C'est vraiment un gros désavantage pour nous parce que le pneu le plus dur que nous avons ici est vraiment trop faiblard, ça ressemble à du chewing-gum à l'avant, quand on freine et qu'on entre en courbe.

Brad Binder

Piero Taramasso a confirmé vendredi que cette décision a été prise à la suite d'une requête des pilotes en commission sécurité : "L'an dernier, en Autriche, 21 pilotes nous ont demandé de ne plus l'apporter, parce qu'il donnait des sensations différentes de piste en piste", a expliqué le responsable de la compétition deux-roues de Michelin au site officiel du MotoGP. "C'est pour ça qu'il n'est plus dans l'allocation."

Ce commentaire a fait bondir Brad Binder, l'équipier de Miguel Oliveira, qui regrette aussi de ne plus avoir cette fameuse version symétrique : "Je ne pense pas que ce commentaire est exact parce que j'aimais ce pneu et beaucoup de pilotes aussi", a-t-il assuré. "À la commission sécurité, tout le monde veut ce pneu et on ne l'a pas, donc il faut faire avec ce qu'on a."

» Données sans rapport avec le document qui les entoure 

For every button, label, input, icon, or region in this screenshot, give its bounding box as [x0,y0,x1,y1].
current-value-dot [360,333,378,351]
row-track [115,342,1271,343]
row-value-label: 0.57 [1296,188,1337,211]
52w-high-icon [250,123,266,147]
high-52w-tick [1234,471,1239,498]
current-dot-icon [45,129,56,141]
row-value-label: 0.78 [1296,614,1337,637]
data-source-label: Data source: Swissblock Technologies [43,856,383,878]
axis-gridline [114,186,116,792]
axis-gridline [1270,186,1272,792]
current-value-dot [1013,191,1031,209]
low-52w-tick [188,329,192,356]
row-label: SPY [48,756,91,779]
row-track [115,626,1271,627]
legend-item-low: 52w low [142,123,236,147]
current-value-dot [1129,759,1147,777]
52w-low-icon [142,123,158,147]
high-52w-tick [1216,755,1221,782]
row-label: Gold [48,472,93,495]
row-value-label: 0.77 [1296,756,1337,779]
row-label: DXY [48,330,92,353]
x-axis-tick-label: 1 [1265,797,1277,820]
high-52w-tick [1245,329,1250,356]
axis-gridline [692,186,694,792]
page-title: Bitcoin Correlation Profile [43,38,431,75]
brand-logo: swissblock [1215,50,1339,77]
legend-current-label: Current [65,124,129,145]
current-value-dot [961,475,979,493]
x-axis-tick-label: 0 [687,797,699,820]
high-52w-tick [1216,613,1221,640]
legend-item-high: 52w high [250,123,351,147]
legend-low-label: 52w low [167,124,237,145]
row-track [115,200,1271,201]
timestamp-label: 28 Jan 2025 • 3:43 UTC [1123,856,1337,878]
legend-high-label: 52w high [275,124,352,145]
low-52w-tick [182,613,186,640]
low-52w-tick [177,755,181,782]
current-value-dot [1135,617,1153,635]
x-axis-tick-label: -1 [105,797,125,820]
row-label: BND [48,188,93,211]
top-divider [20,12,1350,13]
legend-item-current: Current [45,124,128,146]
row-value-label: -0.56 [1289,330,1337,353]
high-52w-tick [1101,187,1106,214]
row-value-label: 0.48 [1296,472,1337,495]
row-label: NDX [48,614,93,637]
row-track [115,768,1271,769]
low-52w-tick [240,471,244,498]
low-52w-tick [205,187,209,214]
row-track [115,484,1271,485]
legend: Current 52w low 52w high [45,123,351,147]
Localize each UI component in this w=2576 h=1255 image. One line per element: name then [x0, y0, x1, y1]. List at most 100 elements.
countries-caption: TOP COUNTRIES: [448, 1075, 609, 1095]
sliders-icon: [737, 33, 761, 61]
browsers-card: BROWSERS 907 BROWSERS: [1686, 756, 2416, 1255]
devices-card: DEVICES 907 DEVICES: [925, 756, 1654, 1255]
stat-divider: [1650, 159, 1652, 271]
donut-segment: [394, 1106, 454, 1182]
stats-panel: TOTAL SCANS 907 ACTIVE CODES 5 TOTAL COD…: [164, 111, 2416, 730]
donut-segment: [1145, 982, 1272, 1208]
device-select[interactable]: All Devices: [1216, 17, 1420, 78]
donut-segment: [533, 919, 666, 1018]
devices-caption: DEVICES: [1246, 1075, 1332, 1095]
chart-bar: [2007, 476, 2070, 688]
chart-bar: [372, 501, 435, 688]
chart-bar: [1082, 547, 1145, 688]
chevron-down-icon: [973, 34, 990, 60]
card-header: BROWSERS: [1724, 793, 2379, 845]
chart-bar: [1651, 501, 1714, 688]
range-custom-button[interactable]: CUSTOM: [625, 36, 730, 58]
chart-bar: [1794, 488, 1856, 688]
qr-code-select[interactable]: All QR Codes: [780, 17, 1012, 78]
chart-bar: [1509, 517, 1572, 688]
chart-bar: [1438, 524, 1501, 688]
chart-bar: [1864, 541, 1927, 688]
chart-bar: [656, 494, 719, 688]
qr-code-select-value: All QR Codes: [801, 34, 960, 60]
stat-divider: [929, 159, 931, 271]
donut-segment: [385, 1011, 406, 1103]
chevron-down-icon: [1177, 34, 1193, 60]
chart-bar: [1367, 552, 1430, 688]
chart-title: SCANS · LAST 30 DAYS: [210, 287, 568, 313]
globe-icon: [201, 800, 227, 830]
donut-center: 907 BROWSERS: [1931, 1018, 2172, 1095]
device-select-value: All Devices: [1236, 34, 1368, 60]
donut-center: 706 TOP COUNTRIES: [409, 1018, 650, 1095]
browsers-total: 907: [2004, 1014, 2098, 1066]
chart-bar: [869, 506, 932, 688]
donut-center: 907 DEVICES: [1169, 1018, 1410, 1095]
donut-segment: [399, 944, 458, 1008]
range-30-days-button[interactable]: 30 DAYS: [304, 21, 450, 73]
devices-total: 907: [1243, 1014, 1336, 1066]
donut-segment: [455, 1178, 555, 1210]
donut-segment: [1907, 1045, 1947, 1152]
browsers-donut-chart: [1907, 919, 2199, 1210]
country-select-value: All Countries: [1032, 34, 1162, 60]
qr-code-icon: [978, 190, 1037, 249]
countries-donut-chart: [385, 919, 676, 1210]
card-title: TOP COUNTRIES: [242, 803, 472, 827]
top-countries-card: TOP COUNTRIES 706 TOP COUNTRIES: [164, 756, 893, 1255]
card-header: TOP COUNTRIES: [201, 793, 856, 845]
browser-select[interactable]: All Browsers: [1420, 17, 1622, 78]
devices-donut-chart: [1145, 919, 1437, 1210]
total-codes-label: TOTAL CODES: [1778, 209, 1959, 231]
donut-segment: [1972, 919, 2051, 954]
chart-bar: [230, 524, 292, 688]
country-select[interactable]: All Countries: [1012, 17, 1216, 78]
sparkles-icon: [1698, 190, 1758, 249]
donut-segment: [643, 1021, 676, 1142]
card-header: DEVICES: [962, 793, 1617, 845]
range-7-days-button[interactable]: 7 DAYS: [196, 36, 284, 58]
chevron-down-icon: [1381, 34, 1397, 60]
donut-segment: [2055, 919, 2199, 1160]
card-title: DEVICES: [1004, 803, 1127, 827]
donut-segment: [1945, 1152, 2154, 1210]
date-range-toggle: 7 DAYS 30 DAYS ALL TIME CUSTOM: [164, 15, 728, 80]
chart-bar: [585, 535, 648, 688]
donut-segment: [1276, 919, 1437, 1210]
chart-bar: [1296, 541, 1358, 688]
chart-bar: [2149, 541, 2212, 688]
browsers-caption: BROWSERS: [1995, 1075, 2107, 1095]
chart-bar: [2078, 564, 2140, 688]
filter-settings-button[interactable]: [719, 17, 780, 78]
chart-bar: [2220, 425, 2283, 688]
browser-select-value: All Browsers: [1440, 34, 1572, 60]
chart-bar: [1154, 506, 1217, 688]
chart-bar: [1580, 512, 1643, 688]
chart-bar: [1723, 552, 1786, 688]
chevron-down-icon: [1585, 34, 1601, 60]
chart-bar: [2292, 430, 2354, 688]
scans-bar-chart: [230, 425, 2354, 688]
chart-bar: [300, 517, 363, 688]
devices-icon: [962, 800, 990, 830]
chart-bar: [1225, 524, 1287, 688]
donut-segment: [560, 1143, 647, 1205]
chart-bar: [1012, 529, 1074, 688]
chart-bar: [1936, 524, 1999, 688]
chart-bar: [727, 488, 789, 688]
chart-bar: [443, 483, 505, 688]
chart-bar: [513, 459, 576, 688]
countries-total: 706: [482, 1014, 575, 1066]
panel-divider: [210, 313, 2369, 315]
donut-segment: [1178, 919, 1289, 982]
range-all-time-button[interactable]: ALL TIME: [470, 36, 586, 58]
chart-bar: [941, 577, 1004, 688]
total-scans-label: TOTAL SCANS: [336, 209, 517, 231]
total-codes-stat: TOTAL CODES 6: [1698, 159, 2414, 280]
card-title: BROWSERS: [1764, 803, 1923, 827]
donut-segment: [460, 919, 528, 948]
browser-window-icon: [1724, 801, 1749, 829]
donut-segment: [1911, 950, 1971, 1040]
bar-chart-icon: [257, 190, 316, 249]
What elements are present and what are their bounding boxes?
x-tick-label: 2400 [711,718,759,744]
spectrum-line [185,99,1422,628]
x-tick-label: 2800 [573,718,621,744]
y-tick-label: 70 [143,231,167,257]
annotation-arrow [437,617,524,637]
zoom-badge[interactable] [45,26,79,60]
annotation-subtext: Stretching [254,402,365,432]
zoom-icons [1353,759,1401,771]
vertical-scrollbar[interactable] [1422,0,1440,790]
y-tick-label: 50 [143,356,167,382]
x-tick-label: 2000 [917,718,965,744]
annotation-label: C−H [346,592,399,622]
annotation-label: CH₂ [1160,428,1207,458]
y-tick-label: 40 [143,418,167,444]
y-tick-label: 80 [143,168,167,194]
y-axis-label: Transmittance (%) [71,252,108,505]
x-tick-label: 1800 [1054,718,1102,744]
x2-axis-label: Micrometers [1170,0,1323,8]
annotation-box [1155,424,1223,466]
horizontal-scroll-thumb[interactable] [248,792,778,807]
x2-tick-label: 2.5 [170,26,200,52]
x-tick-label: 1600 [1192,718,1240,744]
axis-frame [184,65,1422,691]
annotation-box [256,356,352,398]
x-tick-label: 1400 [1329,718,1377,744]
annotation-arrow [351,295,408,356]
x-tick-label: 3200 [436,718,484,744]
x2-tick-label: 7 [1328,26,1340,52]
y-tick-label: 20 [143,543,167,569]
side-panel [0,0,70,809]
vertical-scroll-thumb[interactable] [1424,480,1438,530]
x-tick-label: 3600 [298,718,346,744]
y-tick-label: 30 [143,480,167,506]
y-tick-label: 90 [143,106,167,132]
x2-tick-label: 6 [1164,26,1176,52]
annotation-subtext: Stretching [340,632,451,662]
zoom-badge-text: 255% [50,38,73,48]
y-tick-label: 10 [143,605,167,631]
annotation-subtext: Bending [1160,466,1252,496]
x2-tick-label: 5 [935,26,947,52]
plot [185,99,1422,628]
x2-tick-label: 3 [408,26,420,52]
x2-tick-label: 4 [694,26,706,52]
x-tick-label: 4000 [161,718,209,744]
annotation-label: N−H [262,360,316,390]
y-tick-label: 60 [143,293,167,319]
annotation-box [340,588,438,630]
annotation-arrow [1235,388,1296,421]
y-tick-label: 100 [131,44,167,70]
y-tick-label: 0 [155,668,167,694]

Le Sud-Africain est tout aussi mécontent qu'Oliveira des performances de la gomme dure proposée à Portimão : "J'ai de grandes difficultés avec le pneu avant, il est très mauvais pour nous et ça complique vraiment les choses", a-t-il expliqué, à la peine dans les phases de freinage : "Pour moi c'est assez clair, c'est vraiment un gros désavantage pour nous parce que le pneu le plus dur que nous avons ici est vraiment trop faiblard, ça ressemble à du chewing-gum à l'avant quand on freine et qu'on entre en courbe. C'est vraiment dur à cause de ça mais c'est ce qu'on a, donc il va falloir un peu travailler sur les réglages et essayer de mieux le faire fonctionner."